A Good Deed
If you had seen blind Homer with his harp,
on Chios maybe, on a dusty street
crowded with chariots and heavy carts,
busy and difficult to cross, you would
have given him your arm and told him: “Master,
hold on. I’ll see you to the other side.”
When there you’d find him some place in the shade
to sit, and call the water carrier for
a cup to wet his mouth. You would not seek
reward—except perhaps to say to him:
“Master, could you recite a line or two
so I may tell my children that I heard
the magic from your lips?” And he would ask:
“Which lines my child?” and you would have replied:
“Sing me the story of Achilles’ grief
over the death of his most precious friend.”

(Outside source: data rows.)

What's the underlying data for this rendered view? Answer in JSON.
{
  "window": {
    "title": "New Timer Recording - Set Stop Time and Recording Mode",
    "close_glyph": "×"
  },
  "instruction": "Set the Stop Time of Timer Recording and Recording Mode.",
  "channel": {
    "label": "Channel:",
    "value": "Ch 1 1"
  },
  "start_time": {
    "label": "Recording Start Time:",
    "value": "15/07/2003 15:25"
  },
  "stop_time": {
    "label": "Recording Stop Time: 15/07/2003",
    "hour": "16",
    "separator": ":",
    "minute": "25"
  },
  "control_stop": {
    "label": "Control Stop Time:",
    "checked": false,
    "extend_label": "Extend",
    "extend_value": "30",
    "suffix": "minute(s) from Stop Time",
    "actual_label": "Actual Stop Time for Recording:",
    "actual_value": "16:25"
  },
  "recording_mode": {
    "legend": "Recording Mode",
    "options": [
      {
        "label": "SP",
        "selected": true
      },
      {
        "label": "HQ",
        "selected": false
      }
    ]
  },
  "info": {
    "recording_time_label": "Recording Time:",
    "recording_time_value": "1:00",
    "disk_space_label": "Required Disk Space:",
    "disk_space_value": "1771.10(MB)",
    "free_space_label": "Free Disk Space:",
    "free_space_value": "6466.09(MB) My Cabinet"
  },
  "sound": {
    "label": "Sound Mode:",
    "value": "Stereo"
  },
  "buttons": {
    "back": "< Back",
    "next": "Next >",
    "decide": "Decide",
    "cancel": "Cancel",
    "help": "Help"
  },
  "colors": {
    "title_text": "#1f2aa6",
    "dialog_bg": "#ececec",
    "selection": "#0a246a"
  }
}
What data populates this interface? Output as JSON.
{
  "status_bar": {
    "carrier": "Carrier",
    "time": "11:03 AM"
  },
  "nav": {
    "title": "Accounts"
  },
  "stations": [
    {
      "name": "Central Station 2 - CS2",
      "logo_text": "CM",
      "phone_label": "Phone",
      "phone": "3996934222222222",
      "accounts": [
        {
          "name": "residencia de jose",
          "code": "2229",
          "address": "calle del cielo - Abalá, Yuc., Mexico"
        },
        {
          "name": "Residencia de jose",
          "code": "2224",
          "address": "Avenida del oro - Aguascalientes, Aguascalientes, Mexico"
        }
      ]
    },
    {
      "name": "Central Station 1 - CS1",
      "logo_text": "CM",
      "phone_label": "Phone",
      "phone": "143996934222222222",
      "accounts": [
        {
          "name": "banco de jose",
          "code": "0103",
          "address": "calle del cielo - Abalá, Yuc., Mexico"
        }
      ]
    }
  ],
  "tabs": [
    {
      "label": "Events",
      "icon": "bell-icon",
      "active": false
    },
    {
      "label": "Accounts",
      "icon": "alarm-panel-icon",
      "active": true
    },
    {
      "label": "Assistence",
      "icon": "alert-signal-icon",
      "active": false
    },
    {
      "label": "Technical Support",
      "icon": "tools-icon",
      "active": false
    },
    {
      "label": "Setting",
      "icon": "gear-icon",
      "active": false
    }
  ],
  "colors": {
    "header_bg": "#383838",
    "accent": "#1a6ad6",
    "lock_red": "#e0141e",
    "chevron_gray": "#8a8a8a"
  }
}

So, plucking at his harp strings he would sing:
A black grief struck Achilles; with both hands
He poured the dust and dark ash on his head
Defiling his fresh tunic and fair face.
The mightiest of the mighty, in the dirt
Outstretched upon the ground, tore at his hair.
Wiping your tears you’d ask again: “O Master,
in dreams I’ve seen Patroclus lying there,
slaughtered by Hector in Achilles’ stead.
What were the lines about the funeral pyre?”
And, pausing for a moment, he would sing:
Achilles like a father robbed by death
Of his own new-wed son, wailed for his friend.
He burned the bones and paced with heavy tread
And ceaseless groans around the funeral pyre.
“The greatness of Achilles” you would say,
“was never greater than the moment of
his grieving for the friend who died for him.”
You’d weep and bow your head, but through your tears
you’d hear the poet, soft in recitation,
saying the words Patroclus, in rebuke,
hurled at Achilles sulking in his tent
while the Achaeans bled beneath Troy’s walls.
Who was your father, you who have no pity?
No, not the master horseman Peleus;
Nor was your mother Thetis. The gray sea
Spawned you on the cliffs, inflexible man!
And when you looked up, he’d be gone, and you
left wondering if you’d wakened from a dream.